Des Moines Speedway
- Location: Valley Junction, Iowa, US
- Coordinates: 41°34′05″N 93°43′30″W﻿ / ﻿41.568°N 93.725°W
- Capacity: 10,000
- Operator: Prince Speedway Company
- Broke ground: June 1, 1915
- Opened: July 25, 1915
- Closed: 1917
- Construction cost: $125,000
- Major events: Former: AAA Contest Board (1915–1916)

Oval
- Surface: Wood
- Length: 1 mi (1.6 km)
- Turns: 4
- Banking: Turns: 40°

= Des Moines Speedway =

Former race track in Valley Junction, Iowa

Des Moines Speedway was a 1 mi wooden board track in Valley Junction, Iowa. Constructed and opened in 1915, the speedway hosted two AAA Championship Car races in 1915 and 1916.

==History==
The Prince Speedway Company of Chicago, owned by motorcycle road racer Jack Prince, decided to construct a board track in Valley Junction which at the time was far enough from Des Moines to not be too noisy for citizens. The track broke ground on June 1, 1915 and construction of the track used nearly one million feet of wood. The track took six weeks to build. On July 25, inaugural AAA Champ Car champion Barney Oldfield drove a two lap average speed of 103 mph.

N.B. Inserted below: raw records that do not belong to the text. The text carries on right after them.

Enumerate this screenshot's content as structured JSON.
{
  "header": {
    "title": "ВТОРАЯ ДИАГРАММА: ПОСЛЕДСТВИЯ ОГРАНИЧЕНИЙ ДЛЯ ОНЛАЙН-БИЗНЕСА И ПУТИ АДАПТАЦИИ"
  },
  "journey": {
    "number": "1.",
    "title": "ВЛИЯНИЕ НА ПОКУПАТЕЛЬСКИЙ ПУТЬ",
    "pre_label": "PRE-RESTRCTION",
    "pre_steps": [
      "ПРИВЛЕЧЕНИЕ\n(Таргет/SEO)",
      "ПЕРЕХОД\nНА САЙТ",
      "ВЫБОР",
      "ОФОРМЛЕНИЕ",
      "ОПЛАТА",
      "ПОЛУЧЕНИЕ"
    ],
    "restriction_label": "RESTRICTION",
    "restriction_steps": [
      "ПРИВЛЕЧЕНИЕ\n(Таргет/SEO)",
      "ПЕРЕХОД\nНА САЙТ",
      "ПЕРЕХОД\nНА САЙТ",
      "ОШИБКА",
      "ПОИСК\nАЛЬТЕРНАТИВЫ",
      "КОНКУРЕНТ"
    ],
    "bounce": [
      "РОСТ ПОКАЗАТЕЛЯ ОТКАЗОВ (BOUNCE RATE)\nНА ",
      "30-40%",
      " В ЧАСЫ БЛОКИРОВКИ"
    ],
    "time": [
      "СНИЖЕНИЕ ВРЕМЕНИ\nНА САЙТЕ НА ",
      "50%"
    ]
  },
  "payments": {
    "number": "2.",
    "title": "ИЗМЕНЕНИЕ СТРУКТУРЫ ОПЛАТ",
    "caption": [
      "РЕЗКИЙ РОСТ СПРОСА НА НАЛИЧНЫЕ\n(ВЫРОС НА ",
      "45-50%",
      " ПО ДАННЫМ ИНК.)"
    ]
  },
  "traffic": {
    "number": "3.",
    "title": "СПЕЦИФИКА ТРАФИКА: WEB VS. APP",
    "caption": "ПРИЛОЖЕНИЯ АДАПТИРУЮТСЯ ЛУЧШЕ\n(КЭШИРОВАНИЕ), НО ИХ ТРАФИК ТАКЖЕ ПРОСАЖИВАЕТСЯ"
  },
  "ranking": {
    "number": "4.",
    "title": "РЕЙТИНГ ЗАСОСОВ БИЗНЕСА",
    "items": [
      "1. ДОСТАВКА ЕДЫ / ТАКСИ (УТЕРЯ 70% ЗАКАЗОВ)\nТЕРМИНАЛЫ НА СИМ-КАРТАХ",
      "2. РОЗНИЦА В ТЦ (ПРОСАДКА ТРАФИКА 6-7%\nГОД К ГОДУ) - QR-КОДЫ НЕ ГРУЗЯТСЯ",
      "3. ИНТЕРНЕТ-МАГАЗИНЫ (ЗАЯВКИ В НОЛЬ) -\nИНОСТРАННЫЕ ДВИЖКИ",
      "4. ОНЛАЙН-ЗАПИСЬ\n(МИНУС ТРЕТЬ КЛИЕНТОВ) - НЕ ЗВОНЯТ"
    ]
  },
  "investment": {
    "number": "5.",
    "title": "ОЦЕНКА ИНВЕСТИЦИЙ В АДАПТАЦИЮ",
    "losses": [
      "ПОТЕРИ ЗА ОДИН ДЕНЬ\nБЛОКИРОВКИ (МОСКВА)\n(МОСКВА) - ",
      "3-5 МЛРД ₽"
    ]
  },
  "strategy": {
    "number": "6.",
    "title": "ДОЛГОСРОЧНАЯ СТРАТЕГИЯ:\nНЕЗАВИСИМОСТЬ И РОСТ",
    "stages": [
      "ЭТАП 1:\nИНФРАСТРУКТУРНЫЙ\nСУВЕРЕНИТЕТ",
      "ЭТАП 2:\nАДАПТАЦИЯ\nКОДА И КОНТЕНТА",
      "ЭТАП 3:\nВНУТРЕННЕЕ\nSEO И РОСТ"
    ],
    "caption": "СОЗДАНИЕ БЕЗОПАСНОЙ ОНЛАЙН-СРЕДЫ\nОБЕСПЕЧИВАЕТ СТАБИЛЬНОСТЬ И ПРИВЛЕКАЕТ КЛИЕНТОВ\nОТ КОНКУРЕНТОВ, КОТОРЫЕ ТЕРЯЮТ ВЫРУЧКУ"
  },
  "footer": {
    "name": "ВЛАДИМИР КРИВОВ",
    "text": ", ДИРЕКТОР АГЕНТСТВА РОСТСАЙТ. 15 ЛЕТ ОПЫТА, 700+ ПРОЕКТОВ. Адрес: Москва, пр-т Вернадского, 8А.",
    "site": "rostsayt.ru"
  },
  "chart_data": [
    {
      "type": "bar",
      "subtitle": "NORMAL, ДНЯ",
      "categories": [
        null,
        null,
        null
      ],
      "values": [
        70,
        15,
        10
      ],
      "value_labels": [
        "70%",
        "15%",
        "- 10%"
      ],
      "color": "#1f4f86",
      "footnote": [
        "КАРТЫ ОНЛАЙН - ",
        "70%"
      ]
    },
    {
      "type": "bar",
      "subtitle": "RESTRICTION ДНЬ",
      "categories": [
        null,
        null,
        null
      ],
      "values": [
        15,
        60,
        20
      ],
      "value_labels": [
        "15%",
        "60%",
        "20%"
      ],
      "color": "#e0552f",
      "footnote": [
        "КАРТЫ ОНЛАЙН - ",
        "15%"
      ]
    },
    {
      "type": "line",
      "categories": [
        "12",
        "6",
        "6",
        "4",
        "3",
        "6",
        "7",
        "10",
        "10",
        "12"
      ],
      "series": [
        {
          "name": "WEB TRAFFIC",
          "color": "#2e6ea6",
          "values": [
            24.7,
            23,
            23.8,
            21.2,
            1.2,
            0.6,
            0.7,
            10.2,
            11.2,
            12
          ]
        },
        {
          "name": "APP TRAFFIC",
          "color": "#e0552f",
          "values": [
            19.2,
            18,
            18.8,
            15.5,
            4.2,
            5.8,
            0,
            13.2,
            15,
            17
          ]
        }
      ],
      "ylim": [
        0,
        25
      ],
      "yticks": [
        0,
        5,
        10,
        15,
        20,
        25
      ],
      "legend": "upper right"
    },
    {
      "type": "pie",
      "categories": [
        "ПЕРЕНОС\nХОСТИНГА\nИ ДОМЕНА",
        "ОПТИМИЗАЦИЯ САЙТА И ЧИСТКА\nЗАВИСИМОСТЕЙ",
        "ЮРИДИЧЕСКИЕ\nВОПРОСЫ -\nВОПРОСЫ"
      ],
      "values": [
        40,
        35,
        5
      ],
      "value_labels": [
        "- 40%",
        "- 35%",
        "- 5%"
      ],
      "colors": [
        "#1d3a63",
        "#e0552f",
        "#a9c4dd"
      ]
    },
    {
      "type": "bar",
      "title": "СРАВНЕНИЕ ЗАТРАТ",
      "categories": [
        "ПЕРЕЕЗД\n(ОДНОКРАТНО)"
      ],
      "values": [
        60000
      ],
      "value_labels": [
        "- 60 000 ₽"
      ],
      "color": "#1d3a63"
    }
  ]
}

A 300-mile auto race sanctioned by AAA was scheduled for July 29, but was postponed to August 7 due to rain. Two weeks before the race, three motorcycle races were held. 1915 Indianapolis 500 champion Ralph DePalma made an appearance and called the track "the fastest one-mile track in the world." On lap 38, Joe Cooper's car blew a tire coming off turn four and exited the race track, falling 15 feet before the car crushed him, killing him instantly. On lap 218, Billy Chandler suffered injuries after his car flipped into the infield, however Chandler's mechanic Morris Keeler was killed. DePalma was initially called the winner of the race, but it was later declared that 1911 Vanderbilt Cup champion Ralph Mulford won the race with an average speed of 87 mph.

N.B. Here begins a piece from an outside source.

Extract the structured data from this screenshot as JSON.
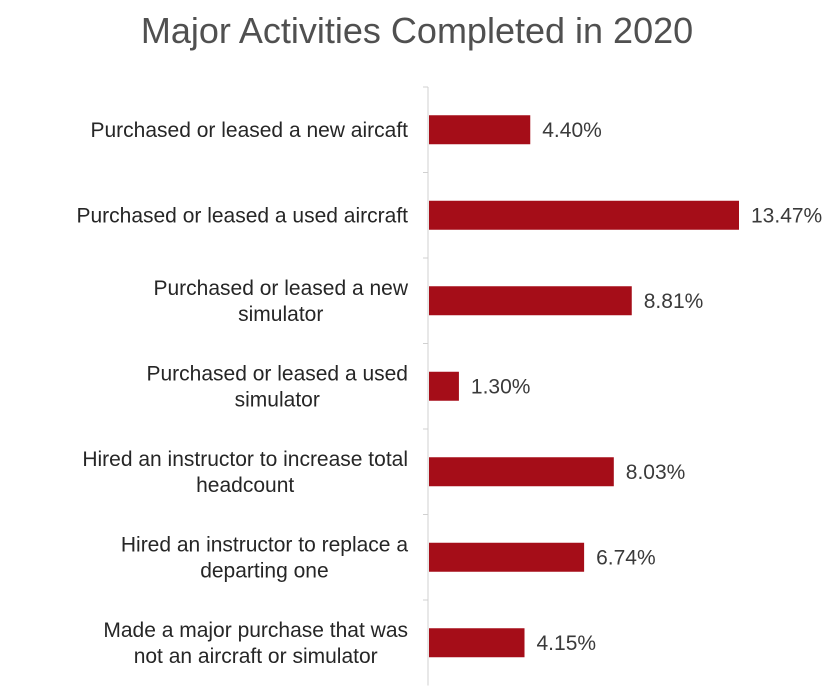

For 1916, an Iowa-only race was scheduled to be held on Memorial Day. A second AAA race was scheduled for 1916 on June 24, with Eddie Rickenbacker and DePalma entered for the race. 1916 Indianapolis 500 champion Dario Resta did not enter the race because his Peugeot car was not race-ready. DePalma won the race with an average speed of 91.88 mph.

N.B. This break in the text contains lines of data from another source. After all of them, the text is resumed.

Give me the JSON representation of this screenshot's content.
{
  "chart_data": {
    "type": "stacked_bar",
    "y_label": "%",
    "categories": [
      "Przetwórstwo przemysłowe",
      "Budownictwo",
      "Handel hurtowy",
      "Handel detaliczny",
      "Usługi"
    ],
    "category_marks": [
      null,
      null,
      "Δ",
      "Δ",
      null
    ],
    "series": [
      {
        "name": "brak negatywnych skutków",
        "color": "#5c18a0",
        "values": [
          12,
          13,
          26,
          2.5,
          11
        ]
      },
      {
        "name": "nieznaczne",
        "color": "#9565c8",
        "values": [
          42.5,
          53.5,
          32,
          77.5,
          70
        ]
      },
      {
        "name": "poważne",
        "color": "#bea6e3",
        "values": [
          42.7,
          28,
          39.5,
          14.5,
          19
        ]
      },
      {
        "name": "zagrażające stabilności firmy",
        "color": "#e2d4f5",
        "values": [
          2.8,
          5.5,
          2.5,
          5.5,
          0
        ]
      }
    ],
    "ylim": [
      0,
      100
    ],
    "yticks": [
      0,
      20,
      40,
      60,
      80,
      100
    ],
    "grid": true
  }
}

In 1917, a judgement for $24,405 was brought against the track after failing to pay the land owner. The track was dismantled in November and the wood used in construction was sold (seen in an advertisement in The Des Moines Register as an "extreme bargain") and used for houses in the Valley Junction area. The land where the track once stood became a cornfield.